At a certain point, a relation is derived, connecting the magnetic field of the proton with the orbital angular momentum of the electron in the rest frame. ($\vec{B}=\frac{1}{4\pi\epsilon_{0}}\frac{e}{mc^{2}r^{3}}\vec{L}$)
From this point onward a new Hamiltonian element is being developed (including some relativistic corrections) as a perturbation of the original Hamiltonian, which was derived in the lab (/proton) rest frame.
My issue is this:
What is the source of this effect in the lab system? Since there's no magnetic field in this system, there should be no splitting (based on the SO effect)- yet there has to be one (it cannot depend on system of reference). And more then that - how can we analyze the effect in a certain system, and then just add it to the Hamiltonian of the original system, which was the rest frame of the proton? In the electron's rest frame there isn't any kinetic energy of the electron, for example, so the energy levels are completely different....

I'd really appreciate an explanation :-)

Thanks,
Tomer.

2. Dec 3, 2011

### Dickfore

In classical mechanics, the Lagrangian of a system of particles transforms as:
$$L' = L - \vec{V} \cdot \vec{P} + \frac{1}{2} M V^{2}$$
where $\vec{V}$ is the relative velocity of the two frames, $\vec{P} = \sum{m_a \, \vec{v}_a}$, and $M = \sum_{a}{m_a}$ is the total mass of the system.

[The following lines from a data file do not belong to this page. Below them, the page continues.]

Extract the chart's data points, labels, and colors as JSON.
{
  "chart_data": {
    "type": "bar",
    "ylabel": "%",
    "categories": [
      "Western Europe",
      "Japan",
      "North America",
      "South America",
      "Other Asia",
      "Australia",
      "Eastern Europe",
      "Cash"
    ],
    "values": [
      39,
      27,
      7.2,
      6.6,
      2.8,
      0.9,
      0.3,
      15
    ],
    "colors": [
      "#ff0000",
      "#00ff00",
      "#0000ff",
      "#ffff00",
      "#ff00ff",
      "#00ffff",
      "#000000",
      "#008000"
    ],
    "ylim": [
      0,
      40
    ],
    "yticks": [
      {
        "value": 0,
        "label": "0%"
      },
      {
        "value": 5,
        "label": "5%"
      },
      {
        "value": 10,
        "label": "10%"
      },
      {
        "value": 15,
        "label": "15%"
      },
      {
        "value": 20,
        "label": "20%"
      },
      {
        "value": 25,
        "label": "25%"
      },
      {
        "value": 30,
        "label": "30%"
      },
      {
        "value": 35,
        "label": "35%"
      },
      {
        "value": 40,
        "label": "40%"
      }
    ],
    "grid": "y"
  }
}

On the other hand, the quantity:
$$\sum_{a}{\vec{p}'_a \cdot \vec{v}'_a} = \sum_{a}{\vec{p}_a \cdot \vec{v}_a} - 2 \vec{V} \cdot \vec{P} + M V^2$$
follows the specified transformation rule. Thus, the Hamiltonian:
$$H' \equiv \sum_{a}{\vec{p}'_a \cdot \vec{v}'_a} - L' = H - \vec{V} \cdot \vec{P} + \frac{1}{2} M V^2$$

In the CM frame, $\vec{P} = 0$, so the Hamiltonian differs only by the total kinetic energy of the system. Therefore, if we calculate any addition to the Hamiltonian in one frame, it will have the same contribution in any other as well.

3. Dec 4, 2011

### Tomer

Ok, I think I got it - thanks!